Our sister (cousin?) publication at UBC, PRISM international, has been doing a great job publishing book reviews and interviews, and has a fascinating interview up with Michael Chabon:

In Kavalier and Clay you went to comics for the feel of the narrative, and in The Yiddish Policeman’s Union you channeled the great detective writers like Chandler and Hammett. In Telegraph Avenue, I found it was your voice I was hearing more than anyone else’s. Were you looking for a specific voice in Telegraph Avenue?
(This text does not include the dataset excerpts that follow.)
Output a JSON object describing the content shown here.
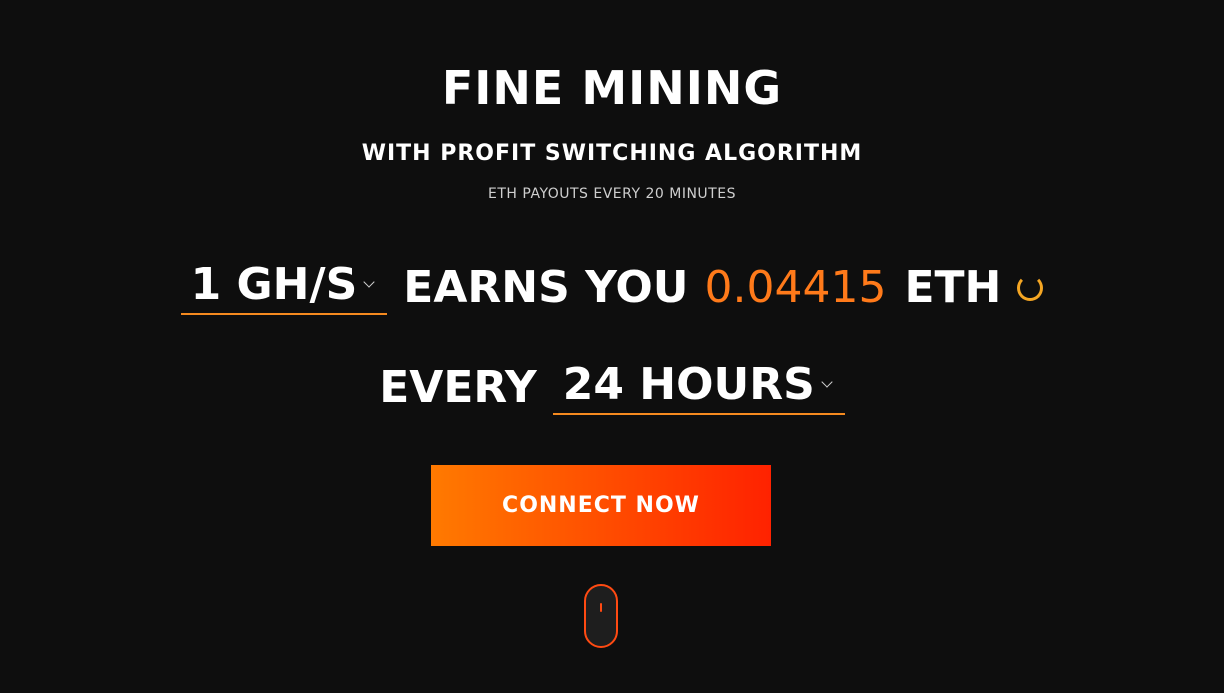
{
  "hero": {
    "title": "FINE MINING",
    "subtitle": "WITH PROFIT SWITCHING ALGORITHM",
    "payouts": "ETH PAYOUTS EVERY 20 MINUTES"
  },
  "calculator": {
    "hashrate_value": "1 GH/S",
    "earns_you_label": "EARNS YOU",
    "amount": "0.04415",
    "currency": "ETH",
    "every_label": "EVERY",
    "period_value": "24 HOURS"
  },
  "cta": {
    "connect_label": "CONNECT NOW"
  },
  "colors": {
    "background": "#0e0e0e",
    "accent_orange": "#ff7a1a",
    "underline": "#f58a1f",
    "button_gradient_start": "#ff7a00",
    "button_gradient_end": "#ff2200"
  },
  "icons": {
    "dropdown": "chevron-down-icon",
    "loading": "spinner-icon",
    "scroll": "mouse-scroll-icon"
  }
}
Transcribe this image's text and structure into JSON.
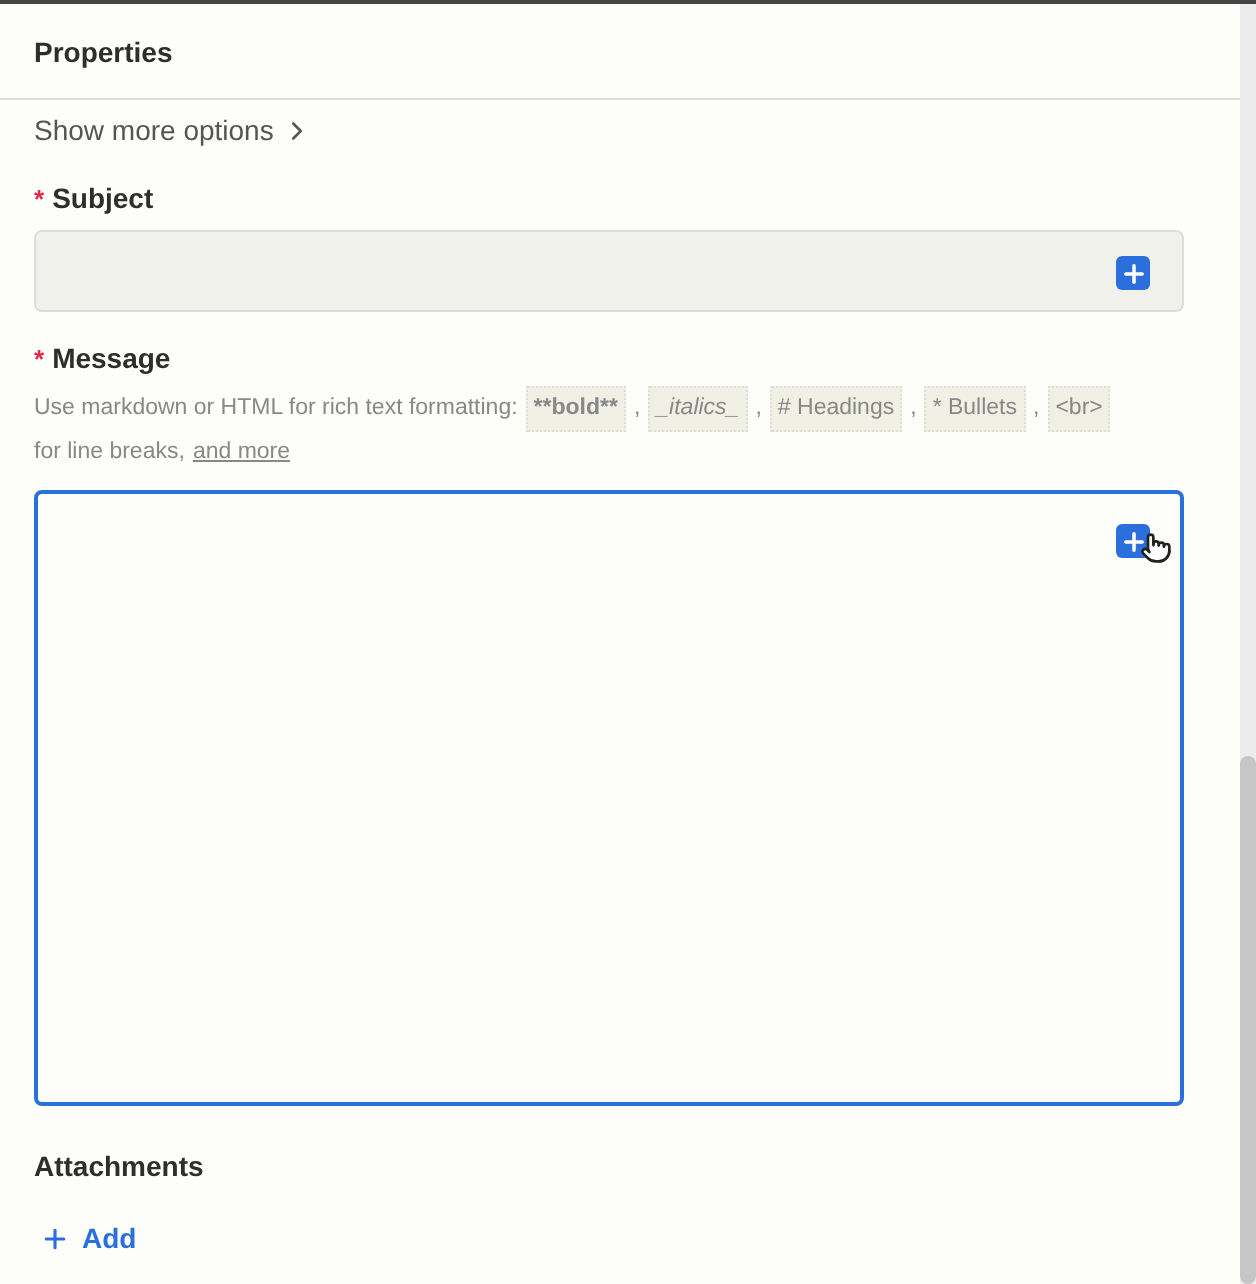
{
  "panel": {
    "title": "Properties"
  },
  "more_options": {
    "label": "Show more options",
    "expanded": false
  },
  "fields": [
    {
      "kind": "input",
      "label": "Subject",
      "required": true,
      "required_marker": "*",
      "focused": false,
      "filled_bg": true
    },
    {
      "kind": "textarea",
      "label": "Message",
      "required": true,
      "required_marker": "*",
      "focused": true,
      "filled_bg": false,
      "hint": {
        "before": "Use markdown or HTML for rich text formatting:",
        "codes": [
          {
            "text": "**bold**",
            "kind": "bold"
          },
          {
            "text": "_italics_",
            "kind": "italic"
          },
          {
            "text": "# Headings",
            "kind": "plain"
          },
          {
            "text": "* Bullets",
            "kind": "plain"
          },
          {
            "text": "<br>",
            "kind": "plain"
          }
        ],
        "separator": ",",
        "after": "for line breaks,",
        "link": "and more"
      }
    }
  ],
  "attachments": {
    "label": "Attachments",
    "add": "Add"
  }
}
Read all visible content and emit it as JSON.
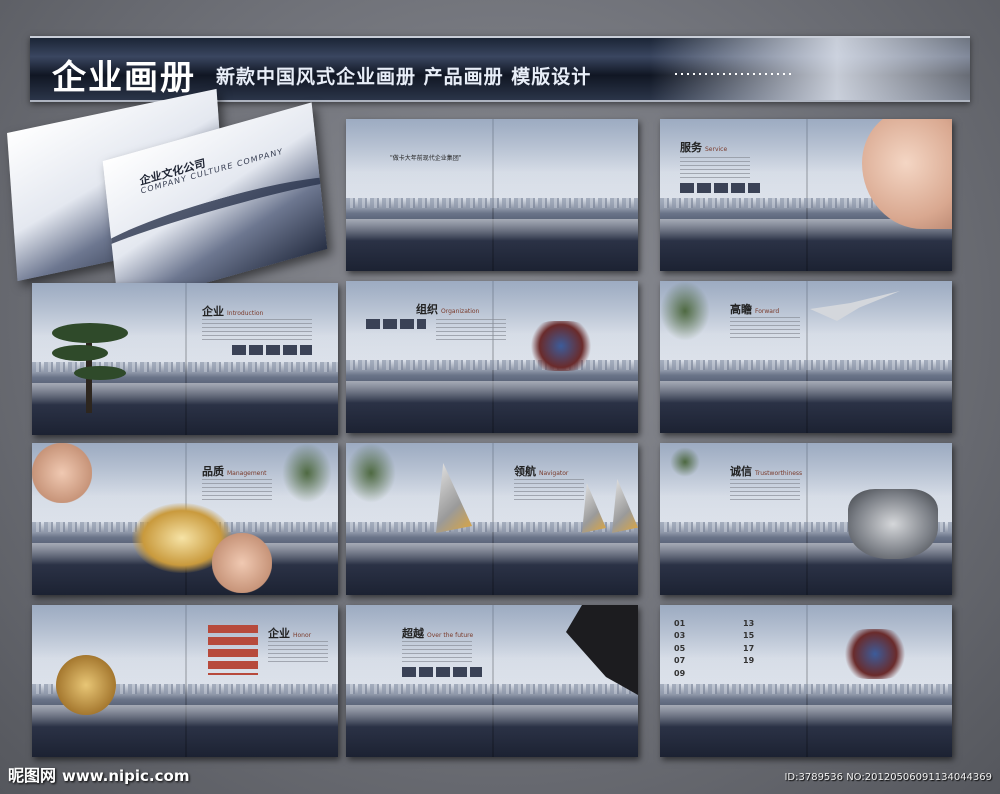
{
  "banner": {
    "title": "企业画册",
    "subtitle": "新款中国风式企业画册 产品画册 模版设计"
  },
  "cover": {
    "title": "企业文化公司",
    "subtitle": "COMPANY CULTURE COMPANY"
  },
  "spreads": {
    "s1": {
      "quote": "\"做卡大年前现代企业集团\""
    },
    "s2": {
      "heading": "服务",
      "heading_en": "Service"
    },
    "s3": {
      "heading": "企业",
      "heading_en": "Introduction"
    },
    "s4": {
      "heading": "组织",
      "heading_en": "Organization"
    },
    "s5": {
      "heading": "高瞻",
      "heading_en": "Forward"
    },
    "s6": {
      "heading": "品质",
      "heading_en": "Management"
    },
    "s7": {
      "heading": "领航",
      "heading_en": "Navigator"
    },
    "s8": {
      "heading": "诚信",
      "heading_en": "Trustworthiness"
    },
    "s9": {
      "heading": "企业",
      "heading_en": "Honor"
    },
    "s10": {
      "heading": "超越",
      "heading_en": "Over the future"
    },
    "s11": {
      "times": [
        "01",
        "13",
        "03",
        "15",
        "05",
        "17",
        "07",
        "19",
        "09",
        ""
      ]
    }
  },
  "footer": {
    "brand": "昵图网",
    "url": "www.nipic.com",
    "id_text": "ID:3789536 NO:20120506091134044369"
  }
}
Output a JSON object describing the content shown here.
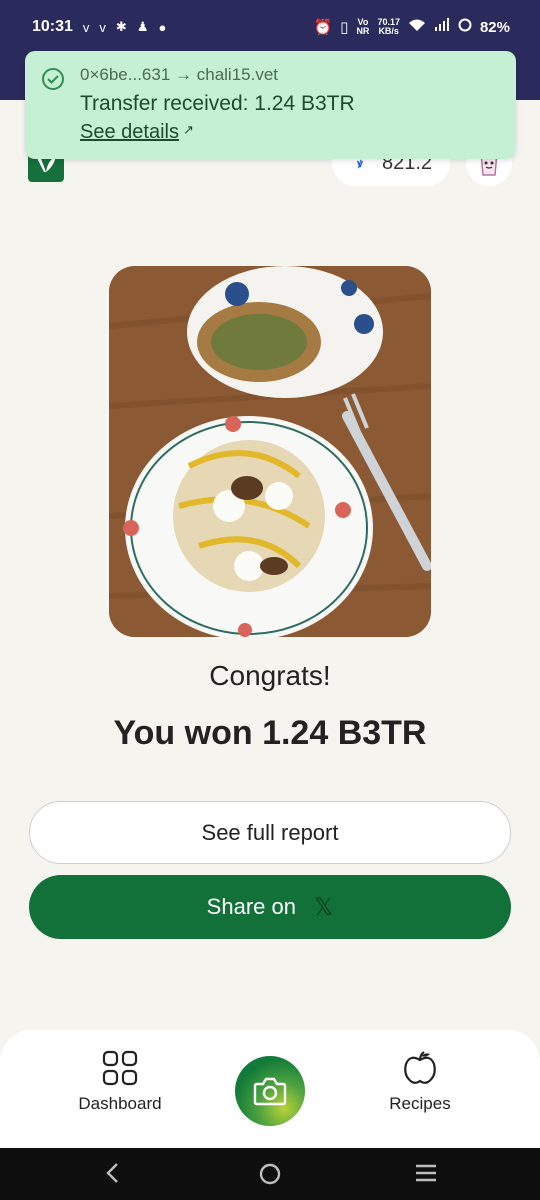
{
  "status_bar": {
    "time": "10:31",
    "left_icons": [
      "v-icon",
      "v-icon",
      "app-icon",
      "app-icon",
      "dot-icon"
    ],
    "network_speed_value": "70.17",
    "network_speed_unit": "KB/s",
    "volte_top": "Vo",
    "volte_bottom": "NR",
    "battery": "82%"
  },
  "notification": {
    "route_from": "0×6be...631",
    "route_arrow": "→",
    "route_to": "chali15.vet",
    "title": "Transfer received: 1.24 B3TR",
    "link_label": "See details",
    "link_arrow": "↗"
  },
  "header": {
    "balance": "821.2",
    "coin_symbol": "ꝟ"
  },
  "result": {
    "congrats": "Congrats!",
    "won": "You won 1.24 B3TR"
  },
  "actions": {
    "report_label": "See full report",
    "share_label": "Share on",
    "share_icon_text": "𝕏"
  },
  "bottom_nav": {
    "dashboard_label": "Dashboard",
    "recipes_label": "Recipes"
  },
  "colors": {
    "brand_green": "#127039",
    "notification_bg": "#c6f0d4",
    "status_bar_bg": "#2b2a5c",
    "page_bg": "#f6f4ef"
  }
}
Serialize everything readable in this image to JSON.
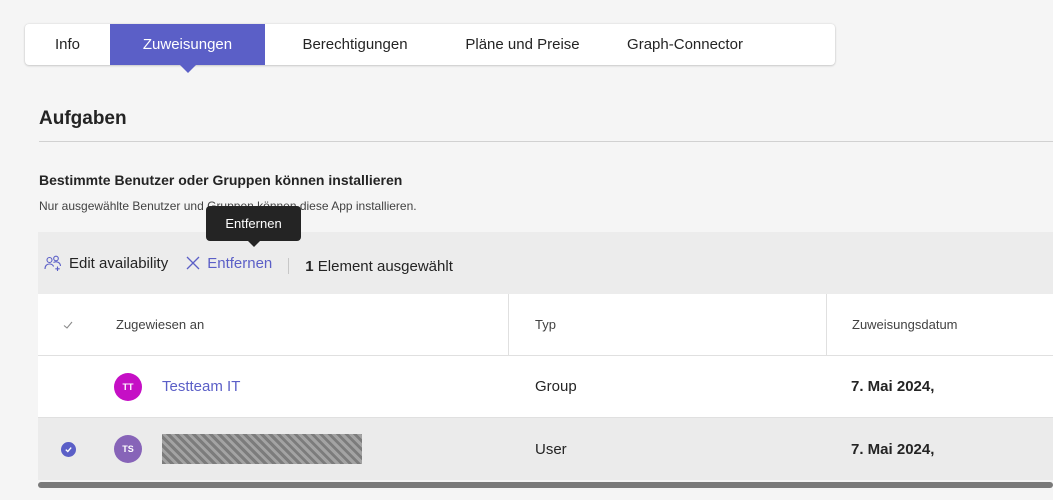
{
  "tabs": [
    {
      "label": "Info"
    },
    {
      "label": "Zuweisungen"
    },
    {
      "label": "Berechtigungen"
    },
    {
      "label": "Pläne und Preise"
    },
    {
      "label": "Graph-Connector"
    }
  ],
  "active_tab": "Zuweisungen",
  "page_title": "Aufgaben",
  "section": {
    "title": "Bestimmte Benutzer oder Gruppen können installieren",
    "description": "Nur ausgewählte Benutzer und Gruppen können diese App installieren."
  },
  "tooltip": "Entfernen",
  "toolbar": {
    "edit_label": "Edit availability",
    "remove_label": "Entfernen",
    "selected_count": "1",
    "selected_suffix": "Element ausgewählt"
  },
  "table": {
    "columns": [
      "Zugewiesen an",
      "Typ",
      "Zuweisungsdatum"
    ],
    "rows": [
      {
        "initials": "TT",
        "avatar_color": "#c50fc5",
        "name": "Testteam IT",
        "type": "Group",
        "date": "7. Mai 2024,",
        "selected": false,
        "name_redacted": false
      },
      {
        "initials": "TS",
        "avatar_color": "#8764b8",
        "name": "",
        "type": "User",
        "date": "7. Mai 2024,",
        "selected": true,
        "name_redacted": true
      }
    ]
  },
  "colors": {
    "accent": "#5b5fc7",
    "background": "#f5f5f5"
  }
}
Every book requires that you invent a dialect in which to write it. That was as true of this book as any other. To me, the narrator of this book felt most closely akin to the narrator of Kavalier and Clay. In that book, even though different chapters are written from different characters’ points of view, they are very heavily filtered through the voice of the narrator, who has encyclopedic knowledge of all subjects and is a master of time and history and location. That narrator is present in this book too, but he’s concealed himself under the thoughts and internal voices of the characters, though he reveals himself in flashes. When Archie is first introduced—”moon-faced, mountainous, moderately stoned” and “Oft-noted but not disadvantageous resemblance to Gamera”—those aren’t things Archie thinks about himself. In this book, the narrator steps back more frequently into the background.